As painless as Amazon has tried to make the downloading process when you purchase tracks from their MP3 store, it is still not as smooth and elegant as iTunes. To add insult to injury, once the download is complete, Amazon’s user experience is then transfered over to iTunes (for most users) where the user must import the purchased files to begin listening. Amazon clearly needs to do something about this. Transferring a customer into your rival’s product at the end of the transaction process is a giant flaw in product design. They need to provide their customers a way to stay in an Amazon environment throughout the Purchase->Download->Listen->Manage cycle. This is where their acquisition of Lala would have been perfect.

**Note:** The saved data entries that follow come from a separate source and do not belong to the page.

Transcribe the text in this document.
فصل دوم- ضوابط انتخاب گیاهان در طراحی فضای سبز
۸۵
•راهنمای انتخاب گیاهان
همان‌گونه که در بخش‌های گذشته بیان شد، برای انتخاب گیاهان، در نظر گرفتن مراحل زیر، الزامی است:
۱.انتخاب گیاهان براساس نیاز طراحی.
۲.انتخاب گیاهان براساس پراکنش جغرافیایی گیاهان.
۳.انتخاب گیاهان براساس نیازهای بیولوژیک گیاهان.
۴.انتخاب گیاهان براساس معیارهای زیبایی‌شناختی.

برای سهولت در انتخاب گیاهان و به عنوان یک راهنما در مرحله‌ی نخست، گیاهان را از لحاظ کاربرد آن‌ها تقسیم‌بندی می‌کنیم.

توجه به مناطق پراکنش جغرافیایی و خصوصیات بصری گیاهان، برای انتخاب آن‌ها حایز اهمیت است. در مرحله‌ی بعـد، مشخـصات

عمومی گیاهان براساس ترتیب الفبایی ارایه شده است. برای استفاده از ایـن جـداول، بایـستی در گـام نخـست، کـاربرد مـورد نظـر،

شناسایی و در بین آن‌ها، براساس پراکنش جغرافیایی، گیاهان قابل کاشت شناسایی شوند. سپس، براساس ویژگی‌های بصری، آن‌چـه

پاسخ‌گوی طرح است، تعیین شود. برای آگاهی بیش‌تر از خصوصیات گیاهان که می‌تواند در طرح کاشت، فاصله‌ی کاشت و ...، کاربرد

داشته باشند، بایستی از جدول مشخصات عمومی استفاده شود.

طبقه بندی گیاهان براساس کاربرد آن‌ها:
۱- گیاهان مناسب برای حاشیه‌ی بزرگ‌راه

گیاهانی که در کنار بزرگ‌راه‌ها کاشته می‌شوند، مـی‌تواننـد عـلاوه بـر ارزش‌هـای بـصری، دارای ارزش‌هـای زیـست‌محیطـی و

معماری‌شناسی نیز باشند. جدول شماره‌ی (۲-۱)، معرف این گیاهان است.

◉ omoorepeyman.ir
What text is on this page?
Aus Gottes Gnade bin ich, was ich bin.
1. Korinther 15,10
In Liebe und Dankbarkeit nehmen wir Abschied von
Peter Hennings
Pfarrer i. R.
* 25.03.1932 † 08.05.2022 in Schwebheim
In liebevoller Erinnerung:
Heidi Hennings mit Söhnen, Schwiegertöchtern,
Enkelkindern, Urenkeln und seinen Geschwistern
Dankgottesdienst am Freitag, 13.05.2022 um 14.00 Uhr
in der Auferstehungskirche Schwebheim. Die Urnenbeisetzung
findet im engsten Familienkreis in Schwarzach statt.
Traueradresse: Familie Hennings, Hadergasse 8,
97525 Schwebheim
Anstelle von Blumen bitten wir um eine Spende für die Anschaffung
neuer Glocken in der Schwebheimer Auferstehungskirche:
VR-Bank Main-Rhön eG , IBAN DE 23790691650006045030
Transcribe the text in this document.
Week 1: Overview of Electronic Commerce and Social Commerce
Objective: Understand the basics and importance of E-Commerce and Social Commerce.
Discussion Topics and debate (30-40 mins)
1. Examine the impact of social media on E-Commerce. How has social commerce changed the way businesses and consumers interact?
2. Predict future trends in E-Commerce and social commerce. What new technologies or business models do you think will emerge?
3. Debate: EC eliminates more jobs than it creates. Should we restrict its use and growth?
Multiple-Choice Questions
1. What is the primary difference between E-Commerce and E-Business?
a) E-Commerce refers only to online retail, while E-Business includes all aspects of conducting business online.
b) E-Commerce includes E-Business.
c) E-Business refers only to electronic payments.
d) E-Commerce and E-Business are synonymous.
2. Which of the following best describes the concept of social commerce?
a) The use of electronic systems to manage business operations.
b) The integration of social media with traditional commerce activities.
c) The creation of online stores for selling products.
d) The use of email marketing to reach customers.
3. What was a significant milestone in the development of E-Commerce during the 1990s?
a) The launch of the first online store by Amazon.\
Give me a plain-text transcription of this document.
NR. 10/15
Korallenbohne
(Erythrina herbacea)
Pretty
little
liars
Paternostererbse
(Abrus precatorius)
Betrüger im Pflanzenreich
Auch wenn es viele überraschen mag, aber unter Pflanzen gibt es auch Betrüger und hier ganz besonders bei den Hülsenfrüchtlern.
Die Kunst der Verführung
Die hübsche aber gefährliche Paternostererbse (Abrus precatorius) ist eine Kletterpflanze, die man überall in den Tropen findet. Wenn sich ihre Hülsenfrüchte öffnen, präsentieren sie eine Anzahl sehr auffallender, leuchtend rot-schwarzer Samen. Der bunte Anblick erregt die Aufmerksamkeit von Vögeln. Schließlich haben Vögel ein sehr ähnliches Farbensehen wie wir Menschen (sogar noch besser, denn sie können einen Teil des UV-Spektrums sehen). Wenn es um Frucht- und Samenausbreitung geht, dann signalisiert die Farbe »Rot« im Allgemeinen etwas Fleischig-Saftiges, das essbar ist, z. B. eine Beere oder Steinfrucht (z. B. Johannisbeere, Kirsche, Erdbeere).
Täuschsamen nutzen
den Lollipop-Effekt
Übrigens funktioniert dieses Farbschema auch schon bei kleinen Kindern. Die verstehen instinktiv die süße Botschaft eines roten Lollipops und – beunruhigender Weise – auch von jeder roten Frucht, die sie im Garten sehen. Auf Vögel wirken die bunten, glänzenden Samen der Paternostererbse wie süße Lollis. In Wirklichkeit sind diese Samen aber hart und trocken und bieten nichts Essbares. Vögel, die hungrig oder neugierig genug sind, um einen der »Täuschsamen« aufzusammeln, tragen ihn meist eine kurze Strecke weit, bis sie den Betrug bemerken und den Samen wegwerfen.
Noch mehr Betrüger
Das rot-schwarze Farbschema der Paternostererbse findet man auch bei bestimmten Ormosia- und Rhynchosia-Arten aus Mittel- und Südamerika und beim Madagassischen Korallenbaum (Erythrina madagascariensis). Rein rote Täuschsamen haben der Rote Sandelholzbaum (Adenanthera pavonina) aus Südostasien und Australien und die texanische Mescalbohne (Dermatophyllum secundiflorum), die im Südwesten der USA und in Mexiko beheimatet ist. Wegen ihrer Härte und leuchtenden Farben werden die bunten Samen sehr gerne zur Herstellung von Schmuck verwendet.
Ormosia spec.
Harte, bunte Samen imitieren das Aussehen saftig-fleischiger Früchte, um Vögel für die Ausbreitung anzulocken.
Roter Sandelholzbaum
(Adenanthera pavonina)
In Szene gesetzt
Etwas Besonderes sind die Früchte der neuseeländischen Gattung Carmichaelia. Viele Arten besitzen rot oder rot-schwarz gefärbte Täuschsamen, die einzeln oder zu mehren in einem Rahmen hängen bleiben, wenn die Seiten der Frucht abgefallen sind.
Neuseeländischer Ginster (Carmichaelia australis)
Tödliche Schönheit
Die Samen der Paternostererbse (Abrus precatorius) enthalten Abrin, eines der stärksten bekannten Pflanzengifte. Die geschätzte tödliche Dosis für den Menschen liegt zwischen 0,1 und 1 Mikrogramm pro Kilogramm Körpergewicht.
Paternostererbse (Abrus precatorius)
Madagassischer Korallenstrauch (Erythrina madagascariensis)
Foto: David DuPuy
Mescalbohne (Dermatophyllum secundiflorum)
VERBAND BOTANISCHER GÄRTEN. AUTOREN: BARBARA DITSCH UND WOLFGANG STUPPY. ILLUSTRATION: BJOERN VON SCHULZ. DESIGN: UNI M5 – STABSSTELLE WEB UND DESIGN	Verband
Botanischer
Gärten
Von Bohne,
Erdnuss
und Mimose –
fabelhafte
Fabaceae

Had Amazon bought Lala, they would have obtained the engineering team that is hands-down the best at building a web-based media manager. After integrating Amazon MP3 with Lala, they could then integrate the Amazon Video & Kindle management interfaces into the Lala-based manager. Beyond music, video, and books, Amazon could then begin to expand into other areas, perhaps buy a company like Roku and make their streaming video experience end-to-end Amazon as well. We could have had a real competitor to iTunes. Sadly though, Amazon dropped the ball with Lala, especially since the acquisition only cost Apple $17 million. That’s nothing for a company that just spent over a billion dollars to purchase Zappos.

We’re clearly approaching a time where our music devices are going to have constant wireless broadband connections. You won’t have to worry about locally storing music, it can all be hosted in the cloud and streamed to you on demand. This isn’t a brand new concept, but the timing is right for it to finally become mainstream. If Apple is successful in transforming iTunes into, unchallenged, they will likely be able to declare “game over” with music delivery in the US.

Hopefully Amazon sees the writing on the wall and steps up their game to provide a challenge. Is Spotify our only hope?